Why Reddit trading frenzy, short selling in China doesn’t work

An investor looks at an electronic board showing stock information at a bankruptcy house in Nanjing, Jiangsu province, China.

Reuters

BEIJING – The recent Wall Street short selling frenzy is unlikely to come to China, where there are many more market constraints.

Short selling refers to a trading strategy that allows investors to bet that a stock price or security will not fall.

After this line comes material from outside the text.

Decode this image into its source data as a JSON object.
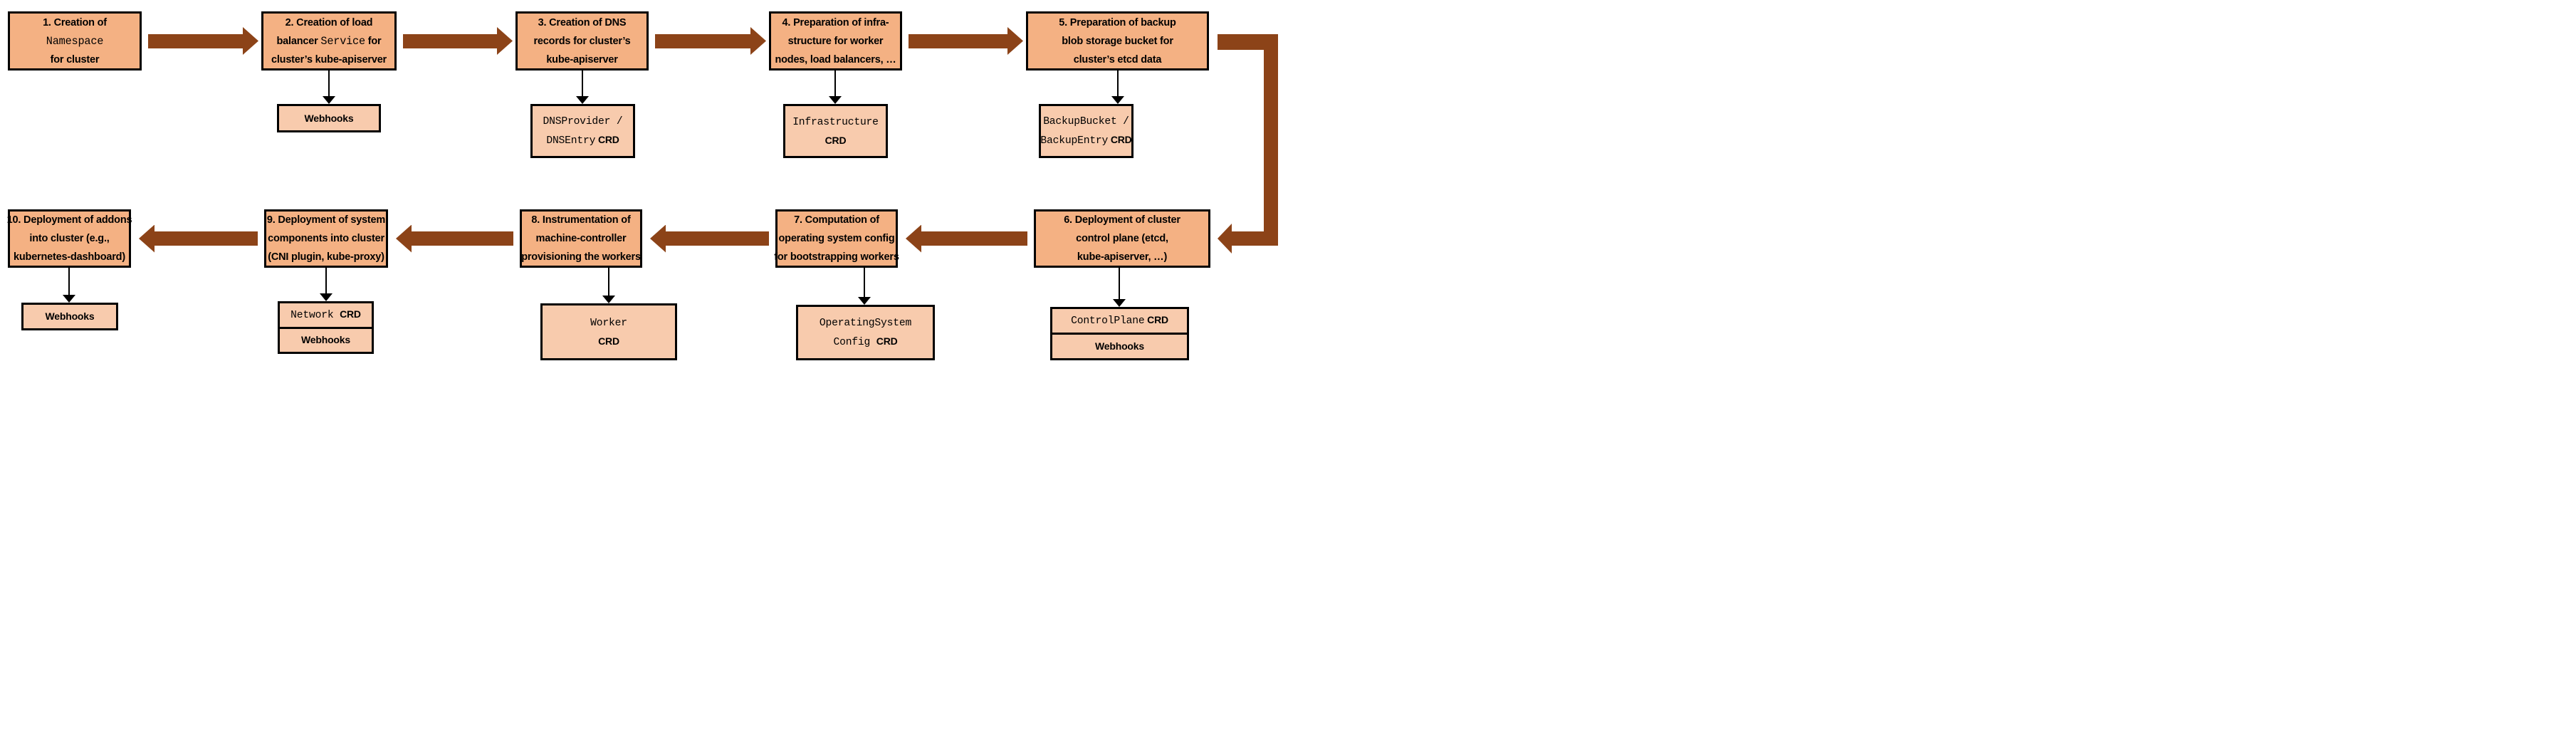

To shorten stocks, investors borrow shares and sell them, then buy them back at a lower price later, and the profits made out of pocket. If the share price does not fall, the short seller will try to reduce losses by buying back the stock, which is now costing more.

Investors in mainland China have limited capacity to make short stocks – a sign that the local markets are still unusual. Strict regulation and online censorship in China also contribute to different investor behavior compared to US behavior.

Since last month, there are millions of individual investors has gathered into the WallStreetBets forum on Reddit, encouraging each other to stock shares of hedge funds that have been shortened, or a bet to fall in price.

Trading of traders through stockbrokers like the free Robinhood app caused stocks of stocks that were very scarce like GameStop, a video game retailer, to go up 400% in a week.

Shares of GameStop and others targeted by the Reddit community have fallen sharply since then – but not before some assets that pledged against them lost billions of dollars.

Why Chinese stock markets are different

Here’s why analysts say something similar won’t happen in China:

First, the concept of short selling is relatively new and limited in the field of the country, where authorities are very vigilant to control risks.

Regulators only started allowing short selling about 10 years ago and it is still well below 1% of total market value.

The process is roughly the same as U.S. Traders ’profit by borrowing shares, selling them and then buying them back after prices fall.

But one difference in China is that regulators only allow investors to shorten a portion of stocks traded on the Shanghai and Shenzhen stock exchanges.

The list of stocks – about 1,600 or more of them – is constantly changing and usually only includes companies with good foundations, according to Bruce Pang, head of macro and strategy analysis at China Renaissance .

That contrasts with the short selling environment in the U.S., where niche funds typically select companies like GameStop for individual vulnerabilities in their businesses.

The limited ability to move Chinese stocks and 10% or 20% shares on daily price movements gives speculators more incentive to follow various strategies to make money, such as driving prices up before selling.

In the US, individual stock trading may be halted for excessive volatility, but prices may eventually rise or fall – such as a GameStop rise of more than 130% one day and a 44% fall the next.

Sustainability at all costs

Chinese regulators give priority to sustainability when formulating economic and fiscal policies – even if they want to improve the business environment by attracting more foreign investors and increasing the place of markets. stock in financing Chinese companies.

That mindset has impressed local stock investors, who tend to accept government support that means only Chinese stocks will rise. Local interpretation of official tokens has also boosted the momentum of profitability in the mainland stock market, leading to many of them being nicknamed “casino.”

But with millions of ordinary people, rather than institutions, gaining the upper hand over Chinese stock trading, regulators want to prevent widespread losses as a way to ensure sustainability.

That means authorities will take extra steps to control markets, and it would be very difficult for a large group of retail investors to fuel the recent frenzy seen in U.S. markets. .

All short stocks and online discussions about stocks are closely monitored, Pang said. So in a sense, investor protection in China is more than protection of more developed markets, he said.